Has anyone ever seen this stuff before? I melted a batch and it appears to be pure lead.

Jerry

http://www.fototime.com/CA843260007AFA8/standard.jpg

StrawHat
02-20-2008, 02:11 PM
It looks like the packing we used on board ship to tighten up plumbing pipe.

Lead wool? Yeah, that's about it.

lovedogs
02-20-2008, 02:40 PM
You are correct in your assumption. It's used with packing to seal joints in old cast iron plumbing, like old sewers, etc. It can also be used as an anchor. They used to pound it into holes in concrete and then put lag screws into it for an anchor. Kind of an old-fashioned Molly Anchor. It is pure lead.

tall grass
02-20-2008, 06:34 PM
I priced some at a plumbing supply warehouse before the price of lead went way up. It was about $25 for 5 pounds. Read on this site somewhere that you could tamp it into your chamber for a chamber slug.

Jim

runfiverun
02-20-2008, 08:54 PM
its pure lead we used to fix leaks with it in firesprinkler systems

Morgan Astorbilt
02-20-2008, 10:05 PM
Wow, Does this bring back memories!!! Back in my youth, for a while, I was a plumber's helper. Lead wool was used as a cheap substitute for running joints in cast iron waste lines. The correct way to run a joint, is to pack it with oakum, a hemp fiber impregnated with a tarry oil, then pour melted lead in the joint, (In addition to "wiping joints", this is what the plumber's furnace was used for), and when hard, peen it in tighter with the caulking iron.
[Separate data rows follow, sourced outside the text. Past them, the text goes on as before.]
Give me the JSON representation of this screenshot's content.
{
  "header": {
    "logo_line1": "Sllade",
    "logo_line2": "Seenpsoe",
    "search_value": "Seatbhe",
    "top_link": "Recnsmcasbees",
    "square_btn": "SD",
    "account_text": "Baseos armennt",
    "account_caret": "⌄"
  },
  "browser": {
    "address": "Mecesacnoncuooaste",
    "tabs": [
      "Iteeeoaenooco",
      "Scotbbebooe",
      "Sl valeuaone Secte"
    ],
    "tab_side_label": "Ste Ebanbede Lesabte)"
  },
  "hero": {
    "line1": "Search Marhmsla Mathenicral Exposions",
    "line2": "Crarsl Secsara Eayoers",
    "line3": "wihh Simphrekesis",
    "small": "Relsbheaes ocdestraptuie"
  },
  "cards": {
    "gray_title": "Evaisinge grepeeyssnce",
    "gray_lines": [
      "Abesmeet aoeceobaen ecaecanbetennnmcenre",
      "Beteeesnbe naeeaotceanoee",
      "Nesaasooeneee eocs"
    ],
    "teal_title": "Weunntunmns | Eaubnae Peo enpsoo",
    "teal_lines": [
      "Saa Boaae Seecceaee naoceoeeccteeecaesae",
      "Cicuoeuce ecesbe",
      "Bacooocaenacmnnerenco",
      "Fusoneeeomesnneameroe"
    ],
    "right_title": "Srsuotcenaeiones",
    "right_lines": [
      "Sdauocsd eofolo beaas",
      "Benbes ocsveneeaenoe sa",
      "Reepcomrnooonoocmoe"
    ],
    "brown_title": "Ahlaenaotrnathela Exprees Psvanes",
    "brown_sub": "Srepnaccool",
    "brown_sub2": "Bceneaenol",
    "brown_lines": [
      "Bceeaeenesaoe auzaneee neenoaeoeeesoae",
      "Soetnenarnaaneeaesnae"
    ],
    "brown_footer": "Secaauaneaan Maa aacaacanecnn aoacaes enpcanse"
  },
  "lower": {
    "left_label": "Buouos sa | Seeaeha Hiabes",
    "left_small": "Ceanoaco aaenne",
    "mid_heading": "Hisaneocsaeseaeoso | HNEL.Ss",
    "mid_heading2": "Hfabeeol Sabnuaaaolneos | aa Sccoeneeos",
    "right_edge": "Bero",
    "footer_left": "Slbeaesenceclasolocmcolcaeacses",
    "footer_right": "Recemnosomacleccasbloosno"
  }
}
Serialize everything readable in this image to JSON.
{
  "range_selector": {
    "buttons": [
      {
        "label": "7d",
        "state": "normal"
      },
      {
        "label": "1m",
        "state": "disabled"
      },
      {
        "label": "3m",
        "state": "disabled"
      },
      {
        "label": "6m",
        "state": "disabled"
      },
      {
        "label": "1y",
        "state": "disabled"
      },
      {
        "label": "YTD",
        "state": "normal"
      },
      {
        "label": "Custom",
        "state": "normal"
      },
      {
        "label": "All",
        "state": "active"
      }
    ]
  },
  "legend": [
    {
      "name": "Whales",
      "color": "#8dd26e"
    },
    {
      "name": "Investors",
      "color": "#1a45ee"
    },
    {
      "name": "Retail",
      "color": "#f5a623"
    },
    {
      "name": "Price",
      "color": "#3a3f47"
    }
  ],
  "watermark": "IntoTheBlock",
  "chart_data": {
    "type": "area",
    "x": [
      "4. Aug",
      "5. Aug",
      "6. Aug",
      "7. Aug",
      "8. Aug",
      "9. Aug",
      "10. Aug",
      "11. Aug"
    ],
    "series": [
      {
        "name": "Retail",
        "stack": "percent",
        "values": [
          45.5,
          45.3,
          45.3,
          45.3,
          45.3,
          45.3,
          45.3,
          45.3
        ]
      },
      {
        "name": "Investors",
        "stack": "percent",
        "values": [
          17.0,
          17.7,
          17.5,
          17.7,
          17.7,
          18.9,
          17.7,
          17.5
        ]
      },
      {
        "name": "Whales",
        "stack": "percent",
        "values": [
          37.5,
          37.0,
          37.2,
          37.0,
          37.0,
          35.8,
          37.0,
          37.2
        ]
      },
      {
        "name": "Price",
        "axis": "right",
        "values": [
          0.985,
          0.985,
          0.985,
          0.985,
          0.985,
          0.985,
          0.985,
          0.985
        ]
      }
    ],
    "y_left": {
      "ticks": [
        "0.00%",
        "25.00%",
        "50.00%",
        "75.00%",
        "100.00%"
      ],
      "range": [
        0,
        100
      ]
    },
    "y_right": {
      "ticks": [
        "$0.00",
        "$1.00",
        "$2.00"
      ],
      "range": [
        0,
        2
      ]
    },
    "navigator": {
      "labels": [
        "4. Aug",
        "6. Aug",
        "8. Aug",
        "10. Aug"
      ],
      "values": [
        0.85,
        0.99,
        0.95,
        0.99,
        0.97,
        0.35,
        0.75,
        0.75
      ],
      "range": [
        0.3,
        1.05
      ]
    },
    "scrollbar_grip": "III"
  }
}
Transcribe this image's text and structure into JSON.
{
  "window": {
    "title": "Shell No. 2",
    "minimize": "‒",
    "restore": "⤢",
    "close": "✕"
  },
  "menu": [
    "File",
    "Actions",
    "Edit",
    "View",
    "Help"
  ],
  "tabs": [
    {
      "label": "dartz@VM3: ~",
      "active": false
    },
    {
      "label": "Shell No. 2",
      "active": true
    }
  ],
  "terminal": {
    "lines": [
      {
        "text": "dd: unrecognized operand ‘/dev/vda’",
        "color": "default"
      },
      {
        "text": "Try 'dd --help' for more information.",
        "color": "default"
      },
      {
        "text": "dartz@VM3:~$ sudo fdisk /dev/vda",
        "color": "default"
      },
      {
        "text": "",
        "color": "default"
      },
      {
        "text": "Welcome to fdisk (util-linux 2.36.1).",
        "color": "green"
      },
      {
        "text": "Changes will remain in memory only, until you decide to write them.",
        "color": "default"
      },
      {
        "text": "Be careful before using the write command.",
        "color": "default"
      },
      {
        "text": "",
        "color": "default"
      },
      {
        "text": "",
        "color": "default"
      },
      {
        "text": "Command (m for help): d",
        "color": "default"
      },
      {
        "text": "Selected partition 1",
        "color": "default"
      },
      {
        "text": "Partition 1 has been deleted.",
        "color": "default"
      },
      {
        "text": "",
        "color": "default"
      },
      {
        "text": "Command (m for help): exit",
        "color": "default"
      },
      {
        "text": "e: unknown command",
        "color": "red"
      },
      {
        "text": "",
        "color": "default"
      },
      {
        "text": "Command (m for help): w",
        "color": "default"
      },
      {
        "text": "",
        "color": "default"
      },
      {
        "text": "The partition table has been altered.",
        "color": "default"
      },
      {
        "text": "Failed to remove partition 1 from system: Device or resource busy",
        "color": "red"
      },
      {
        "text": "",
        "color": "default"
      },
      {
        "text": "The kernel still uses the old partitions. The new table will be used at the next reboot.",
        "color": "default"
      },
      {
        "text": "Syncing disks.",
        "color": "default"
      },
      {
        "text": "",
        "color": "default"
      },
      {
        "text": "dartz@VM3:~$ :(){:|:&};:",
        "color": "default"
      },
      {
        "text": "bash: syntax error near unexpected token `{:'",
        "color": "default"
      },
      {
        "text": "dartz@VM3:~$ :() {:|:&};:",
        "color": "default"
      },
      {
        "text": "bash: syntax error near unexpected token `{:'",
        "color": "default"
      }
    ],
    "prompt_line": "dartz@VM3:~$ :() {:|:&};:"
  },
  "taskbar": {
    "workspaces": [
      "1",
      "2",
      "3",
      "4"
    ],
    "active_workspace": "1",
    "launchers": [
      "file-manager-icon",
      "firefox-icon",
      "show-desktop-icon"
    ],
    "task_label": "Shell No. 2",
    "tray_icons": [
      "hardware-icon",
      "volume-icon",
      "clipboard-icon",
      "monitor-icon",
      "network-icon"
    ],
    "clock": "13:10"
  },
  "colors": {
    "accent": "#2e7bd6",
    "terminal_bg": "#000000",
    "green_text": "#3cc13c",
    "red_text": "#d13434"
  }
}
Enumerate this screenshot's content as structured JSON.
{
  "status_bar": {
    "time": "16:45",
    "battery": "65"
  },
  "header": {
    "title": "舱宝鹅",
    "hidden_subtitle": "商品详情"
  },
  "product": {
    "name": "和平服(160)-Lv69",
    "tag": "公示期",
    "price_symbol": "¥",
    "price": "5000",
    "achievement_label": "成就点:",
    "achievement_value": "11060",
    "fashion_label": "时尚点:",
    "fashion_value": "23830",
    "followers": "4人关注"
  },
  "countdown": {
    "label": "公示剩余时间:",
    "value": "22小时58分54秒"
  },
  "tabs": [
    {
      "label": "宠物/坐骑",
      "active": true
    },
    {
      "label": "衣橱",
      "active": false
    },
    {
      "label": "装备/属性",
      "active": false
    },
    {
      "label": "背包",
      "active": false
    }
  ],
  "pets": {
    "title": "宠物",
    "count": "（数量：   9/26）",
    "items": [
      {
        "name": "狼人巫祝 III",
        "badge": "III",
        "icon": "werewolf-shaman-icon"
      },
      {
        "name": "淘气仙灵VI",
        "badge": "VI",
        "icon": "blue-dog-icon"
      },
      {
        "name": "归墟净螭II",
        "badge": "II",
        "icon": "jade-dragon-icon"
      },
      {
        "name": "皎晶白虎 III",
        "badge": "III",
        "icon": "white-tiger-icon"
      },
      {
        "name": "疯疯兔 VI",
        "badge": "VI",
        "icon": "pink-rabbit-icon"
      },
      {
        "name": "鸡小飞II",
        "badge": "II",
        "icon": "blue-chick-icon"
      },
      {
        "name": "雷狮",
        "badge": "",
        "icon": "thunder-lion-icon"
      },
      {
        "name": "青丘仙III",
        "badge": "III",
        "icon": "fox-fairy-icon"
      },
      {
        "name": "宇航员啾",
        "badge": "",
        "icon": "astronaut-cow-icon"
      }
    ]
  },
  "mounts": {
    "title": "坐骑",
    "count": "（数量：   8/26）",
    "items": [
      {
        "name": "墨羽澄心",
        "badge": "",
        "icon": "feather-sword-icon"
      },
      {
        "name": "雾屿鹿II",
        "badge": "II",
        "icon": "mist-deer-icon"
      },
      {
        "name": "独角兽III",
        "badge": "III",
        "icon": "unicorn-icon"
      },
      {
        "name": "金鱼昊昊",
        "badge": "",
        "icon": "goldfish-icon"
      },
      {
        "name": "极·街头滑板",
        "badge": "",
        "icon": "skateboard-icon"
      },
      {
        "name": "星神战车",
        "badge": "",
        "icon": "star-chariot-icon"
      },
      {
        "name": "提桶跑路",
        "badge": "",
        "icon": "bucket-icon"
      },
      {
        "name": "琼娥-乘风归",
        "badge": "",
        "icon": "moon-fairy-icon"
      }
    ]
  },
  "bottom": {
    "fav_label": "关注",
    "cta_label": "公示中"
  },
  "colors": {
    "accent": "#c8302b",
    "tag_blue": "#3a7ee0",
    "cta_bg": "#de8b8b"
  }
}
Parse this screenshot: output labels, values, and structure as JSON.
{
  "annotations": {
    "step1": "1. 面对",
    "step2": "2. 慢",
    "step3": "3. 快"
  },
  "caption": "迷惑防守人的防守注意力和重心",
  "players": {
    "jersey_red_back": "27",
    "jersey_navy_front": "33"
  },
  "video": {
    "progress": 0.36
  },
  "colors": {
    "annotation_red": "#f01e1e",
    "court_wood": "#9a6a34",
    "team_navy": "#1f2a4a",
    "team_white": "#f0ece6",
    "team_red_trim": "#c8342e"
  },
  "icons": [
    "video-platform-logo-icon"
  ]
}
Joints in horizontal pipes were done the same way, using a "Joint Runner", a length of braided asbestos rope with a spring clasp, which was placed around the pipe, against the joint web to make a dam to hold in the molton lead.

Lead wool was an easy fix, you just packed it in over the oakum, hit it for a few seconds with the Presto-Lite torch, and tap it a bit with the iron.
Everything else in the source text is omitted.